Originally from Memphis, Patton, a UA graduate, is the author of four previous novels. In “Rush,” which I really enjoyed, a madly pretentious mother, at a cost of $20,000, has her freshman daughter’s dorm room decorated to help the girl into a sorority at Ole Miss. “Rush” was a satirical, comical novel, in its way a frightening novel, especially after some friends told me yes, this does happen. Well, it shouldn’t.
“Kissing the Sky” explores the consequences of a different Southern extremism, not Southern middle-class pretentiousness but abusive conservatism, and it is devoid of humor. Suzannah Withers is living with a dominating father whose rigidity strains belief. Like Colonel Don Conroy, Pat Conroy’s father, the Great Santini, he is a retired colonel, utterly controlling.

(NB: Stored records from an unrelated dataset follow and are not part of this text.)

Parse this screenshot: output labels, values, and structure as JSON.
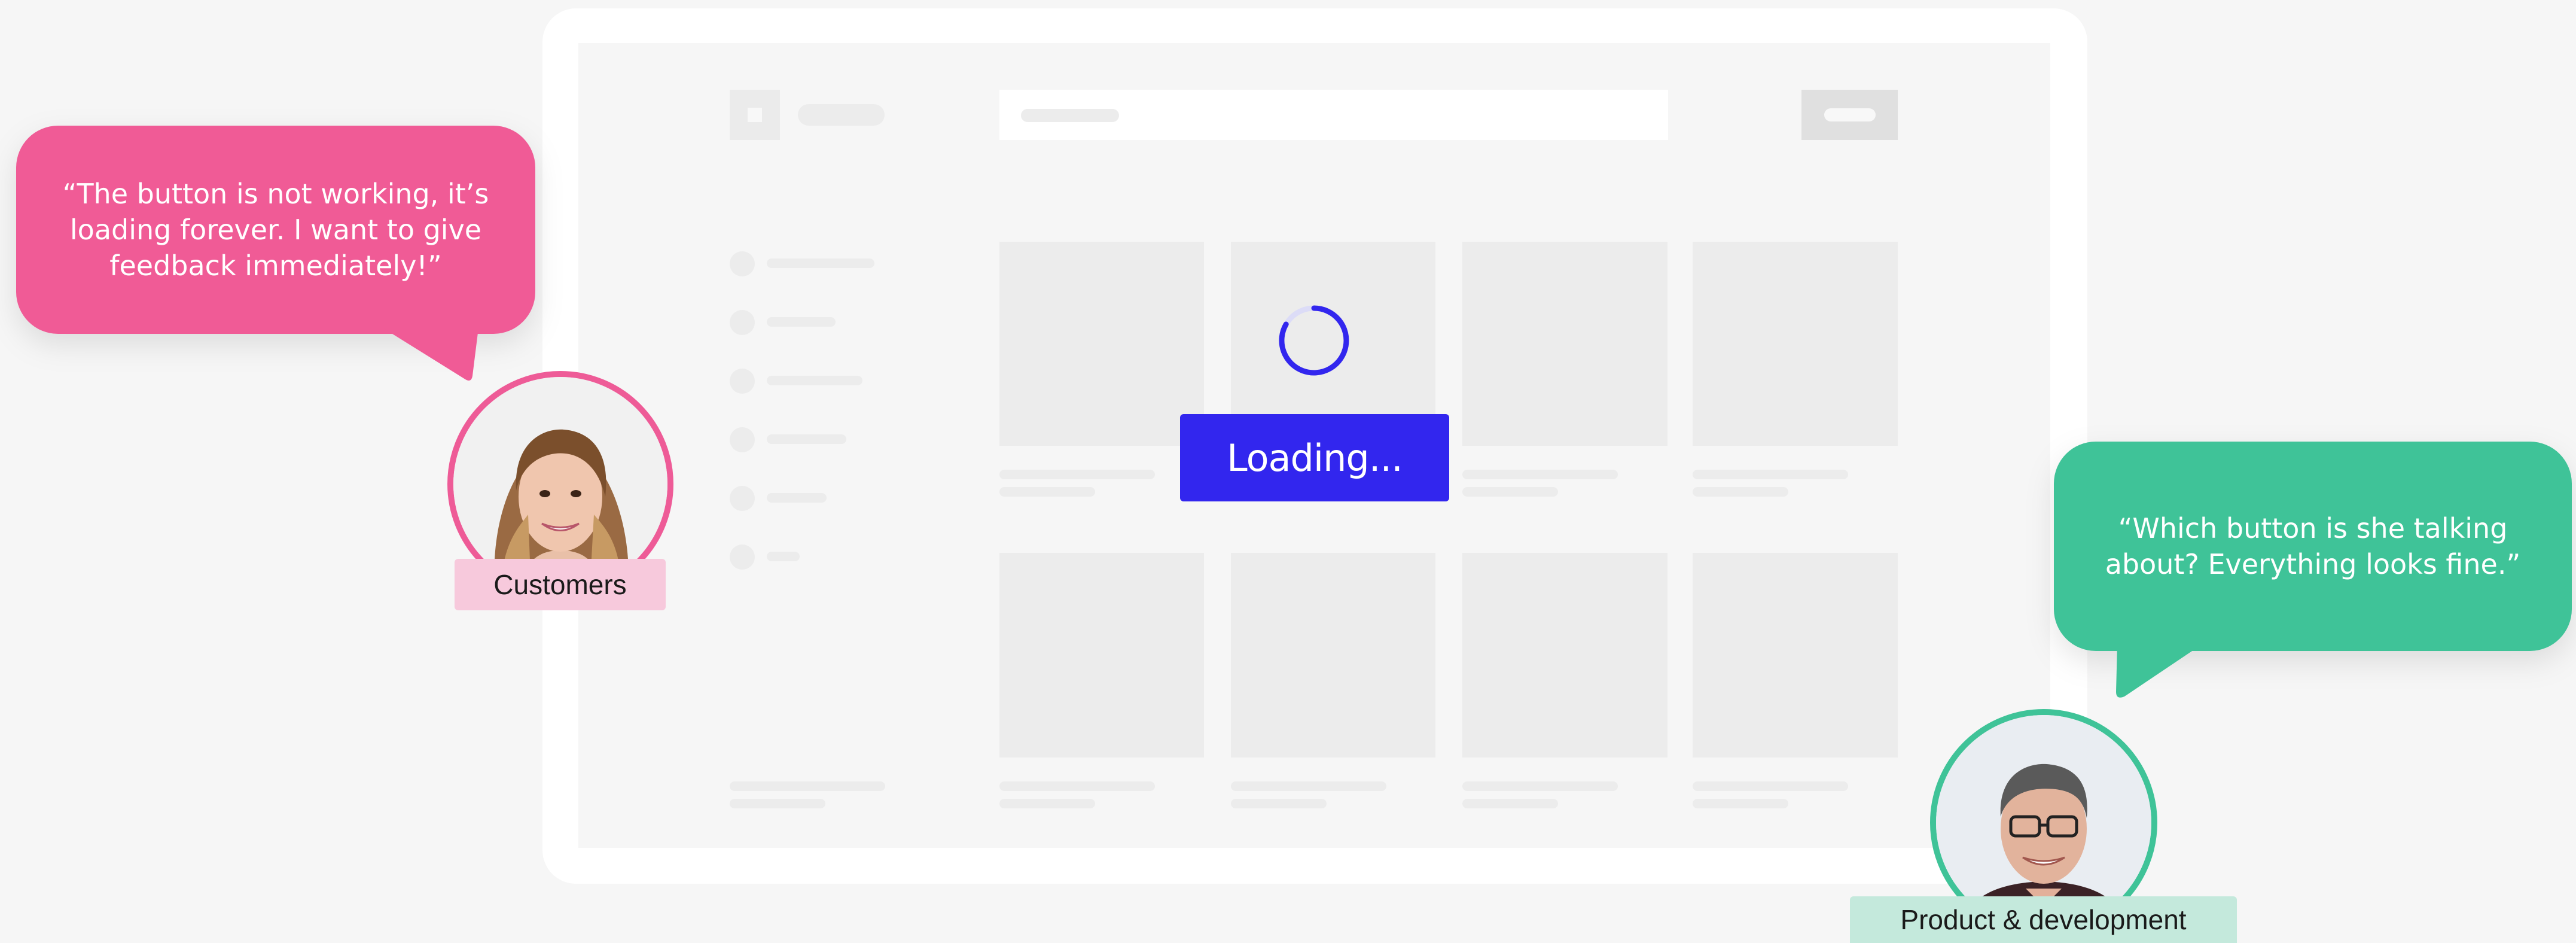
{
  "scene": {
    "loading_button": {
      "label": "Loading..."
    },
    "spinner_icon": "loading-spinner-icon"
  },
  "customer": {
    "quote": "“The button is not working, it’s\nloading forever. I want to give\nfeedback immediately!”",
    "label": "Customers",
    "accent_color": "#f05b96"
  },
  "product": {
    "quote": "“Which button is she talking\nabout? Everything looks fine.”",
    "label": "Product & development",
    "accent_color": "#3fc398"
  },
  "colors": {
    "background": "#f6f6f6",
    "frame": "#ffffff",
    "skeleton": "#ececec",
    "button": "#3226ee"
  }
}
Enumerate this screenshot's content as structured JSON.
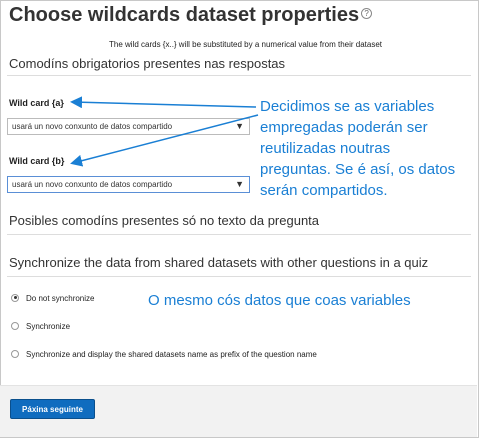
{
  "title": "Choose wildcards dataset properties",
  "help_icon": "question-circle-icon",
  "note": "The wild cards {x..} will be substituted by a numerical value from their dataset",
  "mandatory_heading": "Comodíns obrigatorios presentes nas respostas",
  "wildcards": [
    {
      "label": "Wild card {a}",
      "selected": "usará un novo conxunto de datos compartido"
    },
    {
      "label": "Wild card {b}",
      "selected": "usará un novo conxunto de datos compartido"
    }
  ],
  "possible_heading": "Posibles comodíns presentes só no texto da pregunta",
  "sync_heading": "Synchronize the data from shared datasets with other questions in a quiz",
  "sync_options": [
    {
      "label": "Do not synchronize",
      "checked": true
    },
    {
      "label": "Synchronize",
      "checked": false
    },
    {
      "label": "Synchronize and display the shared datasets name as prefix of the question name",
      "checked": false
    }
  ],
  "next_button": "Páxina seguinte",
  "annotations": {
    "callout1": [
      "Decidimos se as variables",
      "empregadas poderán ser",
      "reutilizadas noutras",
      "preguntas. Se é así, os datos",
      "serán compartidos."
    ],
    "callout2": "O mesmo cós datos que coas variables",
    "color": "#1a7fd4"
  }
}
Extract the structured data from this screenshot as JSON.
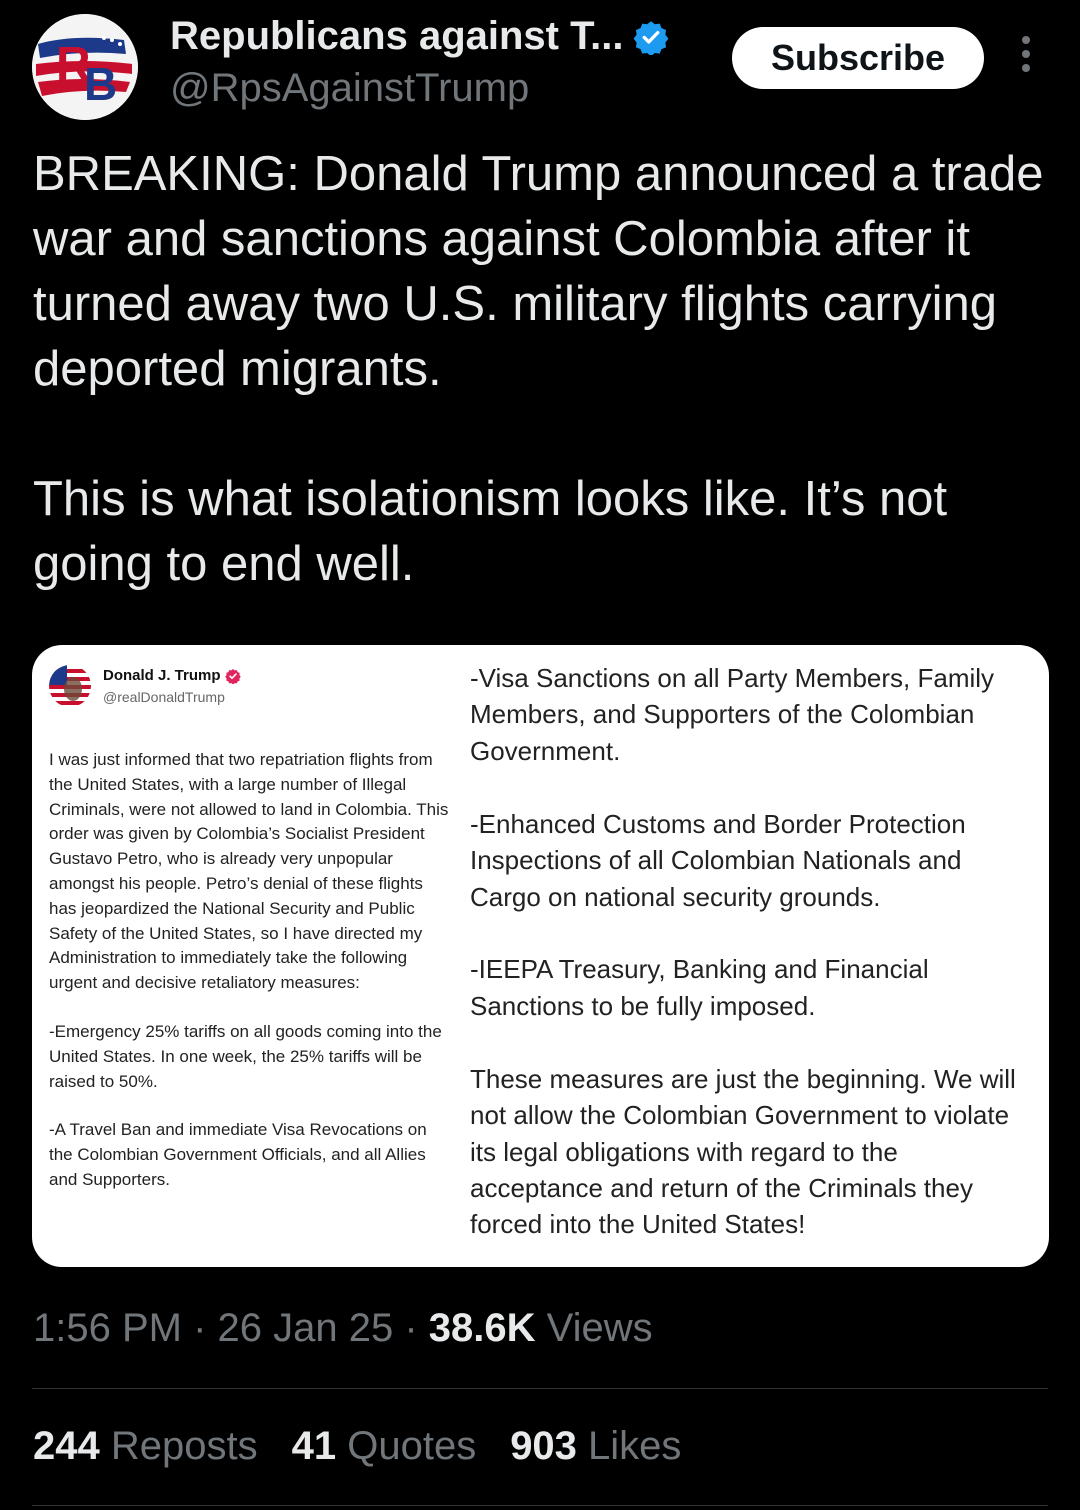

Suzannah is forced to attend Christian, conservative Union College, and at home is not allowed to smoke or drink, of course, but also there will be no rock and roll music, and absolutely no dancing. She secretly listens to rock and roll and is a gifted singer but is forbidden to sing, except at church. The colonel maintains this authority because, in Tennessee at that time, legal adulthood is 21, not 18. Why Suzannah, at 20 years old, goes along with it is mysterious. But, dad holds the purse strings.
Suzannah is, I think it is fair to say, psychologically abused. She is to attend a Beatles concert but when John Lennon suggests the Beatles are more popular than Jesus, Dad forces Suzannah to stand at the concert hall, as her friends walk by, with a sign that says “Go back to England,” “You are not welcome here,” and her records and magazines are put on a burn pile.
The colonel has also forced Ron, Suzannah’s brother, to enlist for Vietnam, insisting it will make a man of him. Suzannah runs away from home to the Woodstock music and anti-war festival, and the bulk of the novel is her reminiscing to her granddaughter at the fiftieth anniversary celebration.
Patton, who was too young to attend in 1969, has done a lot of research, perhaps too much, so the novel, in its detail, tends towards the documentary, the factually accurate, taking us dutifully through the four days, hour by hour, sometimes literally minute by minute, performance by performance, even meal by meal, through the rain and mud, the bad acid, but also the miraculous sharing and good will that was generated in this instant village of half a million young people.
We watch from the opening act, Arlo Guthrie, through Joan Baez, the Grateful Dead, Janis Joplin, all the way to Jimi Hendrix and his transcendental version of the national anthem. Suzannah is liberated. She has a triumph singing in front of a large audience on the Hog Farm Stage, she takes dope, falls in love and her life is changed forever.